|Photographs by Perry Bindelglass|
Gorgeous buildings in disrepair.
Ration cards to purchase food.
Jewish teenagers leading synagogue services.
Cuba is a country “filled with contradictions and ambiguities,” said Zvi Marans, describing his experiences and impressions after returning Sunday from a three-day mission to visit the Jewish community of Havana with the Jewish Federation of Northern New Jersey. Marans is set to become the group’s president this summer.
“On the one hand, it’s a repressive Communist regime,” he said. “On the other, it’s a Latin society, with a feeling of openness and joie de vivre.”
“And then there’s the Jewish part, which is really fantastic.”
More than half of Cuba’s 1500 Jews live in the capital, Havana. When Fidel Castro came to power in 1959, Cuba became an atheist country. There was no circumcision, no Jewish weddings, no kosher food, virtually no synagogue practice. Following the collapse of the Soviet Union, Cuba moderated its atheism and began allowing the world Jewish community to assist the country’s Jews.
But religious freedom has not been matched by freedom of the press, or by economic freedom. There is no internet. A typical doctor earns $35 a month. Jason Shames, the federation’s CEO, said the “economic oppression” surpassed anything he had seen in travels to Ethiopia, Ukraine, or Russia.

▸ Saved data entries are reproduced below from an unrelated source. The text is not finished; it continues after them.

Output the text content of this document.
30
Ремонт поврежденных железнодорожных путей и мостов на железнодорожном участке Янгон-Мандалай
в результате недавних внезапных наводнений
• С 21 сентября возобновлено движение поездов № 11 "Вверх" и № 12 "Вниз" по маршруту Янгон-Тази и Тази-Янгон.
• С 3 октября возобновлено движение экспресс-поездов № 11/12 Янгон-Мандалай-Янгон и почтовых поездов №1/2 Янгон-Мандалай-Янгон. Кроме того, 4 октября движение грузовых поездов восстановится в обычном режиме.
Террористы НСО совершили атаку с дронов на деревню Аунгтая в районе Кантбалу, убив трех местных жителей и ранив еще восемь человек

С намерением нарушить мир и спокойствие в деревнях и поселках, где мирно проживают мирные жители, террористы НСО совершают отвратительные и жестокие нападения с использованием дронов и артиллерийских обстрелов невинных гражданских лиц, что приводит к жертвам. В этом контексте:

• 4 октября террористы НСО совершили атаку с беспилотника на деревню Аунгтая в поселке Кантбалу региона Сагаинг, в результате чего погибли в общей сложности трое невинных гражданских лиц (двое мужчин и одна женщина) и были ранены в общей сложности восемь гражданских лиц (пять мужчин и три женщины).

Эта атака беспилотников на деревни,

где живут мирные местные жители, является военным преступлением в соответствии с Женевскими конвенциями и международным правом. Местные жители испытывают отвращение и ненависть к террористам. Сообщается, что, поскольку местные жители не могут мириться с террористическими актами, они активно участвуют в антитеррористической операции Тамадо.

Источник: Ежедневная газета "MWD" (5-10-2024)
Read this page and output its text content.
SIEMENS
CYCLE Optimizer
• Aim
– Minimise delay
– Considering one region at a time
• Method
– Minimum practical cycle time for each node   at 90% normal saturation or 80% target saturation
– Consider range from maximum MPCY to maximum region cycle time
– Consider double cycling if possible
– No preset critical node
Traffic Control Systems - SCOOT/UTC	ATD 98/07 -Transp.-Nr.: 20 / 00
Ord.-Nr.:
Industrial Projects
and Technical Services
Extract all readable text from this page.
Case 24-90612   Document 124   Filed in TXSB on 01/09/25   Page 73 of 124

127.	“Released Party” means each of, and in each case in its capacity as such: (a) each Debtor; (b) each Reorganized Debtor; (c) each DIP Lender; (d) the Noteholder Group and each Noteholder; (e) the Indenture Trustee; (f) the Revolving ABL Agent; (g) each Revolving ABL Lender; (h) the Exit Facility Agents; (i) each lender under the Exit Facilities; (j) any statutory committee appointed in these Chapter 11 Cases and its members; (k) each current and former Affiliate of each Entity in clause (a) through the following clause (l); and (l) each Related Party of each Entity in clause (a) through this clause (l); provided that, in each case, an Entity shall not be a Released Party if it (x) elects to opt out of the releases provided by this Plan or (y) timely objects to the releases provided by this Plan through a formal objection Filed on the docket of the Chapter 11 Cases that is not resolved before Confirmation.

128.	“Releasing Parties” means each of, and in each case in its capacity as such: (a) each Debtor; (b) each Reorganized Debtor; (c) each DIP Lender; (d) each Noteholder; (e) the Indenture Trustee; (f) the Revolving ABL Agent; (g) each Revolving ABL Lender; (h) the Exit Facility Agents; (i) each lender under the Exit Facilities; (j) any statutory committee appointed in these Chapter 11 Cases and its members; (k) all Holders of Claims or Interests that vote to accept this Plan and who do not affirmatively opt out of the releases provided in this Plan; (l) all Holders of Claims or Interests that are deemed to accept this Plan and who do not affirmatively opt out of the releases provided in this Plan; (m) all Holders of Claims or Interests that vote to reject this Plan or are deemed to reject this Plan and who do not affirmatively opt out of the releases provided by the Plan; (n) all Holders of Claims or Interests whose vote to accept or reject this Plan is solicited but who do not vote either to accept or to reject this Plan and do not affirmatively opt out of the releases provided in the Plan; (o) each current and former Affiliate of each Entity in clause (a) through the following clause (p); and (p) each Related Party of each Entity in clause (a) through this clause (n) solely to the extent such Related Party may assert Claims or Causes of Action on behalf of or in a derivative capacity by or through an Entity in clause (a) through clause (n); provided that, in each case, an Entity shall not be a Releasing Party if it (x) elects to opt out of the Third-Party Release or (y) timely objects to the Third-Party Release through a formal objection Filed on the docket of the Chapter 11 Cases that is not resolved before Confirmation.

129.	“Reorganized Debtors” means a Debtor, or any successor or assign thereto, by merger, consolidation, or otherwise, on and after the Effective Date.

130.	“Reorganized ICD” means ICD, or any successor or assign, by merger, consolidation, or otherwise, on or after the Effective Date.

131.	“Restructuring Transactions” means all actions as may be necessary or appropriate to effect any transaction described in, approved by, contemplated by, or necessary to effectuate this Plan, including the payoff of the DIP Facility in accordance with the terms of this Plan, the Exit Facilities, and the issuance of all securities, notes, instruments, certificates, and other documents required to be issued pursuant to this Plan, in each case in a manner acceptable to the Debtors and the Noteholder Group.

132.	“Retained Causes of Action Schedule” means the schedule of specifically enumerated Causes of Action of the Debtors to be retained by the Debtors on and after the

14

“You could still own a business in Ethiopia,” he said. “There are restaurants and banks in Ethiopia. You don’t have that in Cuba. Driving around you see no real businesses of any kind. There are no accountants. There are no lawyers. Imagine a Jewish community without lawyers and accountants.
“It’s beyond grim. For food, you’re on a ration card system. You’re given x amount of rice, x amount of beans. It’s illegal to sell and buy beef, except for the Jewish community, because they acknowledge that Jews can’t eat pork.
“There’s no antibiotics. There’s no medicine. We brought supplies of over-the-counter drugs like Tylenol,” Shames said.
The American Jewish Joint Distribution Committee provides material aid, in the form of Shabbat chicken dinners, milk for children, and medicines, through a communal pharmacy. And it provides spiritual aid, sending Argentinean couples on two-year tours of duty to help rebuilding the Jewish community.
“The middle-aged people grew up without any Jewish background, but the kids are being educated now by these Joint emissaries and gaining Jewish identity. We saw teenagers leading services in synagogue, reading Hebrew, singing the songs with the community. We saw a thirst in the community for all things Jewish. It was really a beautiful experience. It was very inspirational,” Marans said. Last year, the federation allocated more than $300,000 to Joint activities around the world.
While Cuba suppressed religion for decades, it never persecuted Jews. “There’s no anti-Semitism. A few years back, Fidel Castro came to visit the community on Chanukah and light the candles. We were walking around wearing kippot, people would come out of the shul and would keep their kippot on. There was absolutely no anti-Semitism,” Marans said.
Some of Cuba’s Jews are Sephardic, tracing their roots back to Turkey and before that to Spain, but most are from Eastern Europe. “They happened by chance to have landed in Cuba, whereas my grandparents landed in Ellis Island, but really they came from the same place,” Marans said.
“We all came back home with a renewed sense of what our money really goes for. When you see on the ground what our money is doing to help these Jews, it is a strong reminder to us of why we do what we do, and a great impetus for us to do more each year,” he said.